L’anno del Covid-19 ha colpito duramente i migranti, soprattutto quelli bloccati nei paesi d’immigrazione, rimasti senza lavoro o con redditi decurtati. Inoltre, il rallentamento della mobilità ha avuto ripercussioni negative sulle condizioni di vita di decine di milioni di famiglie sostenute dalle rimesse dei loro congiunti emigrati. Massimo Livi Bacci s’interroga sulle possibili conseguenze della pandemie sulle politiche migratorie.
Ci sono, nel mondo, alcune centinaia di milioni di persone che vivono in un paese diverso da quello di nascita e che almeno una volta, nella loro vita, hanno traversato un confine di stato per prendere dimora in un paese diverso dalla loro patria. Questa massa di persone (“stock migratorio”) vive per oltre la metà nei paesi sviluppati, è in rapida crescita ed è quasi raddoppiato tra il 1990 e il 2019, passando da 153 a 272 milioni (Figura 1). Nel 2020, e per la prima volta da quando le stime sono iniziate (1960), lo stock migratorio si troverà in diminuzione, per effetto della pandemia di coronavirus che ha costretto milioni di persone a rientrare nei paesi di origine, e ha bloccato nei loro paesi di residenza coloro che intendevano emigrare. La migrazione è parte integrante dei processi di globalizzazione: i flussi internazionali di merci, di servizi e di mezzi finanziari portano con se, prima o poi, movimenti di persone. Questa pausa, e questo parziale riflusso delle migrazioni, pone degli interrogativi. Si tratta di un episodio transitorio, conseguente al dilagare della pandemia, oppure è l’inizio di una nuova fase caratterizzata dal rallentamento della mobilità internazionale? In quale misura la pandemia, che ha fortemente colpito i migranti, sta generando conseguenze economiche e sociali più vaste? E, infine, quali possono essere le ricadute sulle politiche migratorie che attualmente regolano (in modo assai disordinato) i flussi internazionali?
Migrazioni in difficoltà
In una recentissima pubblicazione1 sono stati raccolti dati circa l’immigrazione nei paesi dell’OCSE nel primo semestre del 2020: l’immigrazione non stagionale è scesa del 42% rispetto allo stesso periodo del 2019, 18% nel primo trimestre e 72% nel secondo. Nella presentazione del rapporto, l’OCSE afferma anche che “ci sono evidenti segnali che la mobilità non ritornerà ai precedenti livelli per un certo tempo.
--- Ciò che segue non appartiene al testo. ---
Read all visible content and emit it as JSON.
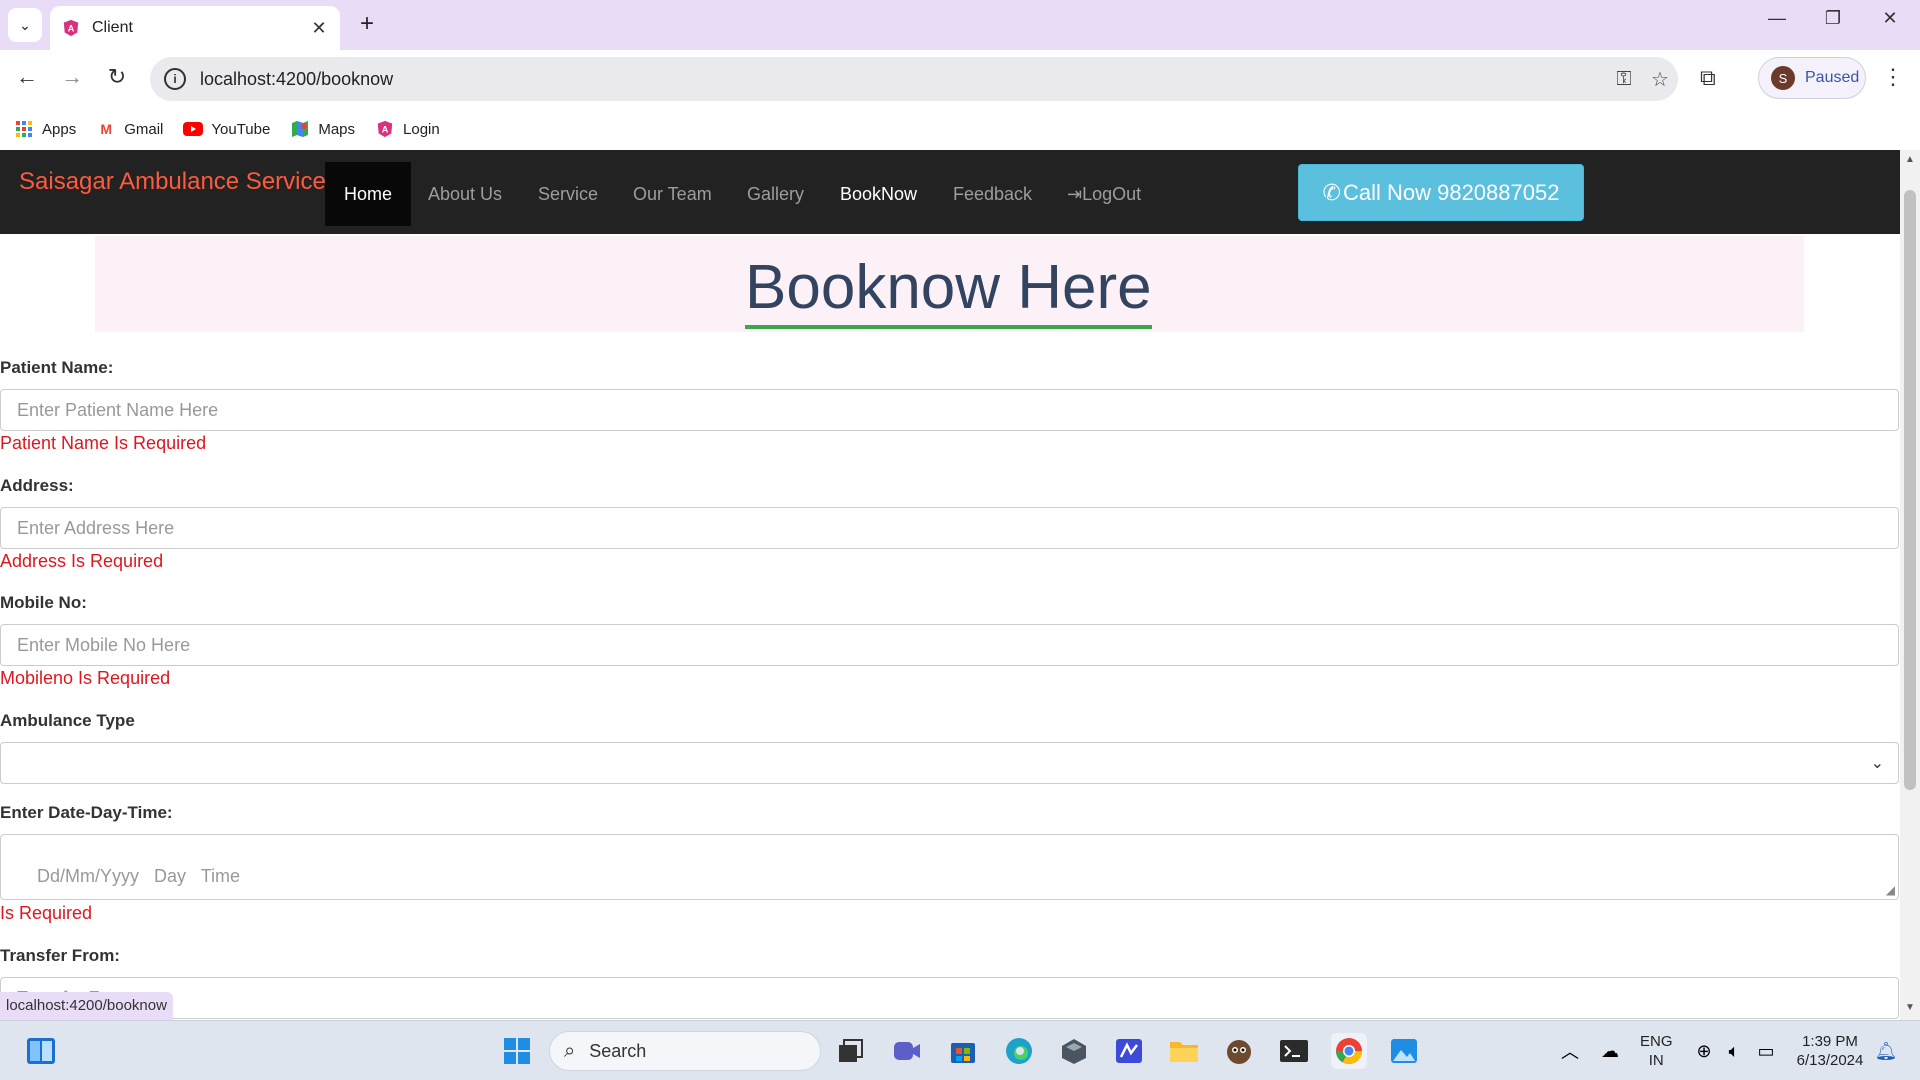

Questo è dovuto ad una domanda di lavoro più debole [nei paesi di immigrazione], alle severe restrizioni sui viaggi, e al diffuso ricorso al telelavoro tra i lavoratori maggiormente qualificati”. Anche in Italia ci sono evidenti segnali del rallentamento dell’immigrazione nel primo semestre dell’anno2.
I migranti costituiscono il gruppo di persone più duramente colpito dalla crisi. Da sempre, in caso di crisi, la disoccupazione cresce più rapidamente tra gli immigrati rispetto agli altri lavoratori nazionali, ma nei tempi della pandemia questo divario si è ancora allargato. Inoltre gli immigrati sono particolarmente vulnerabili al virus, per una pluralità di motivi: accedono ai presidi sanitari con difficoltà; sono maggiormente esposti ai rischi di contagio lavorando in attività essenziali, come la logistica, l’industria alimentare, i trasporti, le pulizie, le professioni sanitarie; soffrono di una maggiore povertà e di condizioni abitative spesso degradate. L’OCSE ricorda che nel mondo sviluppato, un quarto del personale medico e un sesto di quello infermieristico è straniero, in prima linea nel contrasto alla pandemia e quindi più vulnerabile. Si aggiunga anche che le collettività di migranti sono restate vittime delle restrizioni ai viaggi internazionali che hanno impedito i rientri in patria, o il ritorno al paese di immigrazione per coloro che erano rientrati in patria per motivi familiari, di affari o altro. Infine, la vulnerabilità in tempi di pandemia è fortemente accresciuta per i milioni di migranti che vivono in condizioni di irregolarità.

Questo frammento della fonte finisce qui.